21 mars 1984, les mères de la place Vendôme contre les crimes racistes et sécuritaires

Il y a 40 ans, un collectif de mères de victimes de crimes racistes et policiers se rassemblait place Vendôme pour demander l’arrêt de la « justice à double vitesse », de la surenchère sécuritaire et des discours racistes... Cet article de Mogniss H. Abdallah, paru en 2007, revient sur cette lutte.

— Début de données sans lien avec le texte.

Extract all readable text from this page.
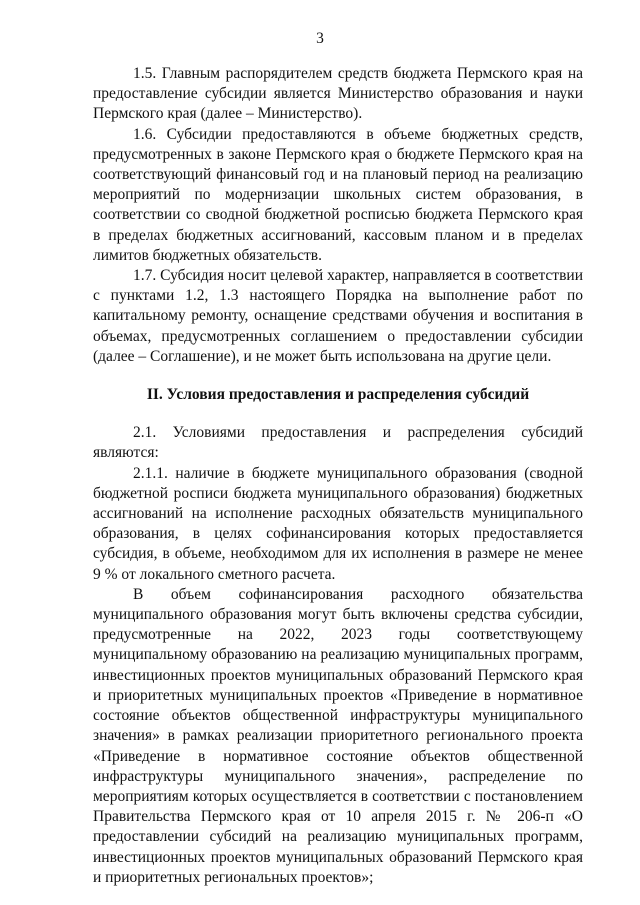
3

1.5. Главным распорядителем средств бюджета Пермского края на предоставление субсидии является Министерство образования и науки Пермского края (далее – Министерство).

1.6. Субсидии предоставляются в объеме бюджетных средств, предусмотренных в законе Пермского края о бюджете Пермского края на соответствующий финансовый год и на плановый период на реализацию мероприятий по модернизации школьных систем образования, в соответствии со сводной бюджетной росписью бюджета Пермского края в пределах бюджетных ассигнований, кассовым планом и в пределах лимитов бюджетных обязательств.

1.7. Субсидия носит целевой характер, направляется в соответствии с пунктами 1.2, 1.3 настоящего Порядка на выполнение работ по капитальному ремонту, оснащение средствами обучения и воспитания в объемах, предусмотренных соглашением о предоставлении субсидии (далее – Соглашение), и не может быть использована на другие цели.

II. Условия предоставления и распределения субсидий

2.1. Условиями предоставления и распределения субсидий являются:

2.1.1. наличие в бюджете муниципального образования (сводной бюджетной росписи бюджета муниципального образования) бюджетных ассигнований на исполнение расходных обязательств муниципального образования, в целях софинансирования которых предоставляется субсидия, в объеме, необходимом для их исполнения в размере не менее 9 % от локального сметного расчета.

В объем софинансирования расходного обязательства муниципального образования могут быть включены средства субсидии, предусмотренные на 2022, 2023 годы соответствующему муниципальному образованию на реализацию муниципальных программ, инвестиционных проектов муниципальных образований Пермского края и приоритетных муниципальных проектов «Приведение в нормативное состояние объектов общественной инфраструктуры муниципального значения» в рамках реализации приоритетного регионального проекта «Приведение в нормативное состояние объектов общественной инфраструктуры муниципального значения», распределение по мероприятиям которых осуществляется в соответствии с постановлением Правительства Пермского края от 10 апреля 2015 г. № 206-п «О предоставлении субсидий на реализацию муниципальных программ, инвестиционных проектов муниципальных образований Пермского края и приоритетных региональных проектов»;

Le 21 mars 1984, à l’occasion de la journée internationale contre le racisme, quatorze familles de victimes de crimes racistes ou sécuritaires se sont donné rendez-vous devant le ministère de la justice place Vendôme à Paris, avec l’espoir de rencontrer le garde des sceaux, Robert Badinter. Quelque deux cents personnes les accompagnent, parmi lesquelles des membres des associations ou collectifs qui ont participé à la Marche pour l’égalité trois mois auparavant, et quelques artistes qui ont lancé un appel public au ministre de la justice pour qu’il accueille en personne les familles. Douze d’entre elles seront reçues, mais par son directeur de cabinet. Une délégation sera également reçue à l’Élysée. Pendant ces entretiens, les manifestants entament une ronde autour de la place Vendôme pour faire partager à l’opinion publique l’émotion des familles.

« Monsieur Mitterrand, Monsieur Badinter, faites que ces tirs cessent, parce qu’à chaque fenêtre, je vois un 22 long riffle », répète Madame Hachichi, la mère de Wahid, un lycéen de dix-huit ans tué le soir du 28 octobre 1982 dans le centre-ville de Lyon. Son meurtrier, Nicolas Bardelli, affirme avoir tiré depuis sa fenêtre au jugé pour faire fuir des jeunes qui rôdaient autour de sa BMW. La presse régionale titre le lendemain sur un « drame de l’autodéfense » et sur « la vie brisée de Nicolas Bardelli ». Son oncle Naguib refuse cette inversion des rôles, où le coupable est métamorphosé en victime. Et il s’étonne des appels à ne pas réagir : « Éducateurs, adjoints, consul etc., même des jeunes issus de notre propre communauté nous demandent de ne pas élargir le fossé entre Français et Immigrés… Si un gars perd son frère et qu’il continue à réagir comme avant, c’est ça qui me ferait peur »  [1]. Il engage un méticuleux travail de contre-enquête, et se dévouera sans compter pour réhabiliter la mémoire de Wahid. Au début, seul avec quelques amis de son quartier des Escarmeaux à Vaulx-en-Velin, il crée Wahid association. Mais savoir le meurtrier libéré, six mois après les faits, devient insupportable pour toute la famille qui décide de sortir de l’abattement et de rejoindre l’action publique. Des contacts sont établis avec d’autres familles, en banlieue lyonnaise et ailleurs en France.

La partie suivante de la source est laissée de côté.